Eğitimci yazar Soner Atabek yazdı

Tarih: 13.10.2023 17:23

KONUT KRİZİ

Facebook Twitter Linked-in

Değerli okurlarım

Türkiye’de bir konut krizi yok, Türkiye’de dar ve orta gelirli ailelerin derin bir barınma krizi var. Yani sorun tamamen sınıfsal! Dar gelirli ailelerin konut ihtiyacı bu serbest piyasa koşullarında karşılanamıyor. 

Dar gelirli ve orta sınıf aileler için yaratıcı yeni çözümlere ihtiyaçları var.

Ülkemizin neredeyse yarısı asgari ücrete çalıştığını biliyoruz, bu ailelerin aylık %20’ lik bir dilimi barınmaya ayırması lazım fakat günümüzde %80’ ini barınmaya ayırmak zorunda kalıyor. Bu şartlarda asgari ücretle ev sahibi olmak da kiraya ev bulmak da, bu şartlarda yaşamak da imkânsızlaşıyor. Tam da bu nedenle ortada çözülmesi gereken büyük bir konut krizi var.

12.10.2023 tarihinde yine bu köşede yazdığım, “BARINMA SORUNU “adlı yazımda iç göç ve dış göç kaynaklı konut krizinden ve çözümlerinden bahsetmiştim, o yazıyı okumanızı tavsiye ediyorum. 

Bu iki köşe yazımda da sorunların tespiti ve çözümleriyle birlikte ele aldım. Sizlerde fikirlerinizi, düşüncelerinizi alttaki yorum bölümüne yazarsanız birlikte gelecek adına daha anlamlı ve yaşanabilir bir ülke bırakmış oluruz. 

Değerli okurlarım

Şimdi biraz geçmişe gidelim ve bu tür sorunları geçmişte ülkemiz nasıl çözmüş, şimdi neden çözemiyor biraz da bunları inceleyelim.
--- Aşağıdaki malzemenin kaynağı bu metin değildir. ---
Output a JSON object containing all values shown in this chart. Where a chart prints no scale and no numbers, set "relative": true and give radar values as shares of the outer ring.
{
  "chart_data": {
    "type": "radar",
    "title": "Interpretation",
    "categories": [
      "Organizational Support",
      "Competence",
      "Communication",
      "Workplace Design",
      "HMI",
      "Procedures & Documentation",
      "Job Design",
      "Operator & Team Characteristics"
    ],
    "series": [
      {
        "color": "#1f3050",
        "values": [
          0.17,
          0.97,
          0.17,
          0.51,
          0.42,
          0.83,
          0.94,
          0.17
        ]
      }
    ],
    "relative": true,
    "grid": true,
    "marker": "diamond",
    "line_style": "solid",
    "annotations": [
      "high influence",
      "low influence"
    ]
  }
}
Konut konusunda geçmişte çözüm için ilk örneğini Emlak Bankası’nda görüyoruz. 

Cumhuriyet yoksul ve yetimleri ev sahibi yapmak için kuruluşundan 3 yıl sonra özel bir banka kuruyor. Bu banka 1950 yılına kadar Türkiye Cumhuriyeti’nde üretilen konutların yüzde 30’una imza atıyor. 1947- 1989 yılları arasında her sene ortalama 11.500 konut bu banka tarafından üretiliyor. Bu toplamda neredeyse yarım milyon konuta denk geliyor.
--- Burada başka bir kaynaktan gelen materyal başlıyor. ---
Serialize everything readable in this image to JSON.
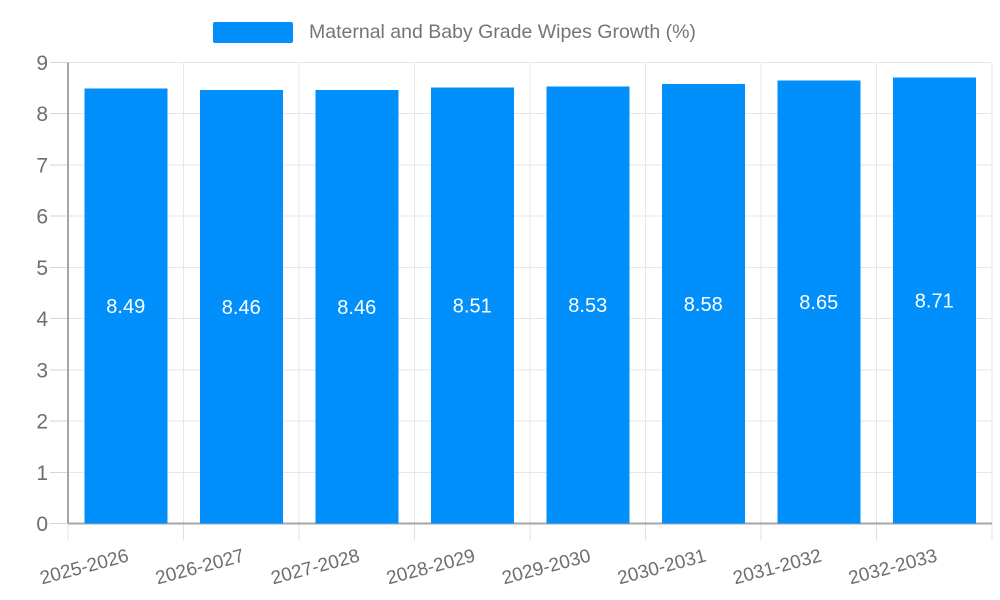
{
  "legend": {
    "label": "Maternal and Baby Grade Wipes Growth (%)",
    "marker_color": "#008FFB"
  },
  "chart_data": {
    "type": "bar",
    "title": "Maternal and Baby Grade Wipes Growth (%)",
    "categories": [
      "2025-2026",
      "2026-2027",
      "2027-2028",
      "2028-2029",
      "2029-2030",
      "2030-2031",
      "2031-2032",
      "2032-2033"
    ],
    "series": [
      {
        "name": "Maternal and Baby Grade Wipes Growth (%)",
        "values": [
          8.49,
          8.46,
          8.46,
          8.51,
          8.53,
          8.58,
          8.65,
          8.71
        ]
      }
    ],
    "data_labels": [
      "8.49",
      "8.46",
      "8.46",
      "8.51",
      "8.53",
      "8.58",
      "8.65",
      "8.71"
    ],
    "yticks": [
      "0",
      "1",
      "2",
      "3",
      "4",
      "5",
      "6",
      "7",
      "8",
      "9"
    ],
    "ylim": [
      0,
      9
    ],
    "ytick_step": 1,
    "xlabel": "",
    "ylabel": "",
    "grid": true,
    "legend_position": "top",
    "colors": {
      "bar": "#008FFB",
      "grid": "#e7e7e7",
      "axis_line": "#a6a6a6",
      "y_tick": "#d6d6d6",
      "x_tick": "#e0e0e0",
      "axis_label": "#6e6e6e",
      "legend_text": "#757575",
      "data_label": "#ffffff",
      "background": "#ffffff"
    }
  }
}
2002 senesine geldiğimizde bir zamanlar adında yetimler olan kurum Emlak GYO adıyla yatırım ortaklığına dönüştü. Bu dönüşümün ardından kurumun temel işlevi, kamunun tasarrufundaki arsalarda özel sektörle hâsılat paylaşımı yaparak konut üretmek oldu. O tarih den bugüne 132.000 adet konut üretildi ama bu konutları eskilerden ayıran bir özelliği var o da Emlak GYO lüks konut üreten bir şirket oldu. Kuruluş amacı yoksul ve kimsesizlere ev kurmaktı ama gördüğünüz gibi gelinen noktada kurum artık varlıklı kesime rant fırsatı sunmak için lüks konut üretiyor.
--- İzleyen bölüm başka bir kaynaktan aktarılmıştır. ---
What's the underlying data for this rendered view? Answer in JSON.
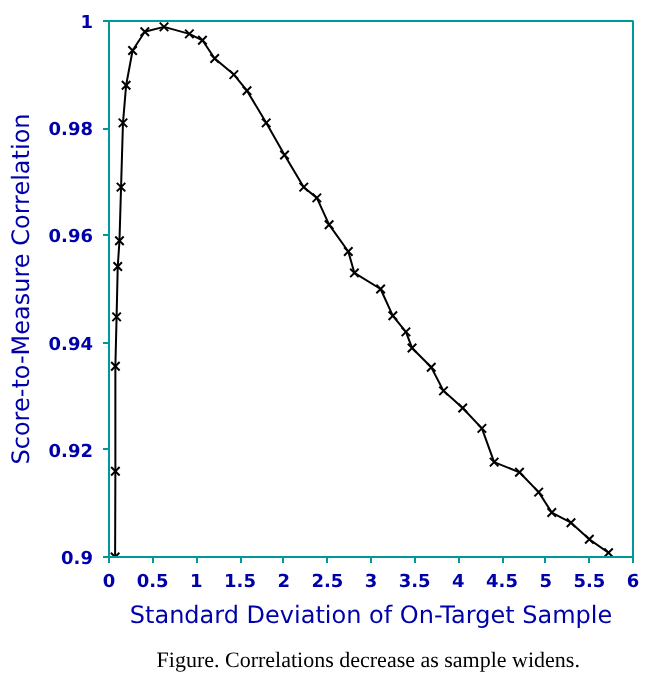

Bugün yaşadığımız konut krizinde TOKİ ‘nin de payı çok büyük. Bugün TOKİ 2002 yılından itibaren Türkiye genelinde 1,2 milyon konutu müteahhitlerle birlikte yapmakla övünüyor. TOKİ’nin 2002- 2020 arasında üretilmiş toplam konutlar içindeki payı yalnızca yüzde 8,4 . Oysa aynı TOKİ 1984- 2002 arasında ülkedeki toplam konut üretiminde payı yüzde 20’sini omuzlamış, 1,12 milyon konutun üretimini sunduğu kredilerle finanse edebilmişti.

Şimdiye baktığımızda dar gelirliler için ürettiği konut oranı yüzde 17’ geri kalanı ise üst gelirlilere üretmeye devam ediyor.

Benzer şekilde birçok belediyenin dar ve orta gelirliler için kurduğu İstanbul’daki KİPTAŞ tarzı kamu kuruluşları da zamanla asli görevinden uzaklaşıp orta ve üst gelire konut üretir duruma geldiler.

Çözüm; ülkemizde konut krizini giderecek ilk adım Emlak Bankası’nın yeniden kuruluş amacına geri dönmesi ve ‘’kimsesizlere ‘’ konut fonu sağlamasıdır.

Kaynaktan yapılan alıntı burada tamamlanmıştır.